La observación de algunas culturas que han conseguido producir patrones de humanidad envidiables, con individuos poco violentos, inclinados más a la colaboración que a la agresión, y sociedades igualitarias y en las que la mayor parte de las neurosis que nos aquejan a nosotros son enfermedades exóticas, resulta realmente estimulante. Éste es sin duda uno de los tónicos más reconfortantes que podemos administrarnos en una época en que un vistazo a la realidad que nos rodea llevaría a pensar que la competencia salvaje, la depredación y el saqueo son las tendencias básicas del ser humano.

 

Pero sin duda no son sólo pueblos lejanos y extraños los que muestran rasgos que invitan a la esperanza. Mientras en estos momentos los estados más influyentes exportan armamento y promueven guerras de rapiña por todas partes, hay también en el mundo países pequeños y heroicos que exportan médicos y cultura para los más empobrecidos. Esto es algo que debemos tener muy en cuenta, aunque muchos dirán que este tipo de comportamientos serían impensables en un estado poderoso. ¿Será capaz acaso un país con grandes recursos económicos y militares de no aprovechar estas circunstancias para imponerse a los demás? ¿Conoce la historia algún ejemplo de un gran imperio con potencial de expansión y que haya renunciado a las conquistas y ofrecido a todos sus vecinos una leal y generosa colaboración?

 

Sin duda pueden encontrarse buenos ejemplos de esto, pero uno muy claro y bastante olvidado se halla en los viajes de exploración del gran almirante Cheng Ho en los primeros decenios del siglo XV. Cheng Ho (Zhèng Hé en transcripción Pinyin) (1371-1435), cuya vida coincide con los comienzos de la dinastía Ming, fue un musulmán chino que intervino muy joven en empresas guerreras en las que fue hecho prisionero y castrado.
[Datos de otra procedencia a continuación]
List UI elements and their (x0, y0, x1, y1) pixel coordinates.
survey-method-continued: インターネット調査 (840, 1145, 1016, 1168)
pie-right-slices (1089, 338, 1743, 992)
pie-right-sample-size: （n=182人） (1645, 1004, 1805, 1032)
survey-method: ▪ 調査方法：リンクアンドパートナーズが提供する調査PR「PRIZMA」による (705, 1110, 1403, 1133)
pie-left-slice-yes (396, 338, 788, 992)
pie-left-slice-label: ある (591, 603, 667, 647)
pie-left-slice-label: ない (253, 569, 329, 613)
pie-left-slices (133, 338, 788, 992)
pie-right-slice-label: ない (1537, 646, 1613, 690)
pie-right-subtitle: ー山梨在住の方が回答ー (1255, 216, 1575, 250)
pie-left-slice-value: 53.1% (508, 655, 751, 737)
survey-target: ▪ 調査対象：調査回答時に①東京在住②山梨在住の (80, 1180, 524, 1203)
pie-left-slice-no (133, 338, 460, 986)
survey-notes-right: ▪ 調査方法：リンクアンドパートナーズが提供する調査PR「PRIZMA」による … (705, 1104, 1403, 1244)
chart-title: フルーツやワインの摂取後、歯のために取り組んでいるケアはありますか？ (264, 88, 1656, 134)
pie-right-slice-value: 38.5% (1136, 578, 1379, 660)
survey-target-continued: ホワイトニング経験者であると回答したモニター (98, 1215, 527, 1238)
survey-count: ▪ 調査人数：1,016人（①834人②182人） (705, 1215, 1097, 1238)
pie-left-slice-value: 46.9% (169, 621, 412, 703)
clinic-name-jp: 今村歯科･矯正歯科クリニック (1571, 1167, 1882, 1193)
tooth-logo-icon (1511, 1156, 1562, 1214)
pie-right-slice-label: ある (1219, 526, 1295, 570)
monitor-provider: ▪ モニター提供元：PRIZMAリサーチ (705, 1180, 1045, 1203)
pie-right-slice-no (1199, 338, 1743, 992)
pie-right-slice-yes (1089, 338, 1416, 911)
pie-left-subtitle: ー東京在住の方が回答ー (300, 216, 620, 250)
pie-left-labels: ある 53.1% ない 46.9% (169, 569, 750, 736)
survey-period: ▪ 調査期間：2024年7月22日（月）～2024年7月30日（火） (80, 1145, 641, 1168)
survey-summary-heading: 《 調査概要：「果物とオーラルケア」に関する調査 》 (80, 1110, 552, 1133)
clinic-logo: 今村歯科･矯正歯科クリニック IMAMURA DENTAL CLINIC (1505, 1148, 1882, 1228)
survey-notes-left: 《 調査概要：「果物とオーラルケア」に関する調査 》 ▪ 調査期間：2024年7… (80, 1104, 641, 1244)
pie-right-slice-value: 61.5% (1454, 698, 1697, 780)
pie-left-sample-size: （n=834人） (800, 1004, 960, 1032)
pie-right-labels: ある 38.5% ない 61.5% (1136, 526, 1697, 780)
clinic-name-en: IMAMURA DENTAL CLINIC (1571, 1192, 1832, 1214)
Posteriormente, entre 1405 y 1433 realizó siete expediciones al servicio de los emperadores Ming en las que llegó al golfo Pérsico y recorrió África oriental hasta el canal de Mozambique. Estos periplos, que involucraban centenares de barcos y decenas de miles de hombres, no tenían una importante finalidad militar o comercial, sino que eran más bien de reconocimiento y, como diríamos ahora, propagandísticos. Algunos de los navíos, los denominados «barcos del tesoro» de casi 130 m de eslora, eran mayores que los que había en ese momento en cualquier otro lugar del planeta, y estaban destinados al transporte del tesoro. En sus escalas en diversos países, el eunuco Cheng Ho dejaba siempre costosos presentes para los reyes y reyezuelos que eran visitados, con lo que se buscaba sobre todo robustecer el prestigio del «gran soberano del Imperio Central». Cien años antes de que Vasco de Gama emprendiera la conquista a sangre y fuego de aquellas mismas regiones, Cheng Ho dejó en ellas el recuerdo de un visitante obsequioso y benéfico.

 

Es cierto que la situación actual del mundo no suministra demasiadas razones para el optimismo, pero deberíamos considerar también que no existe ningún oscuro fundamento que merezca ser llamado «naturaleza humana», para que esto sea así. La antropología y la historia parecen sugerir que el ser humano es algo mucho más rico y variado en sus potencialidades de lo que estamos dispuestos a imaginar. Estas reflexiones tienen su cara y su cruz, pues si por una parte aportan esperanza en el momento crítico que vivimos, por otra nos abruman señalando la enorme responsabilidad que todos tenemos en lo que está ocurriendo.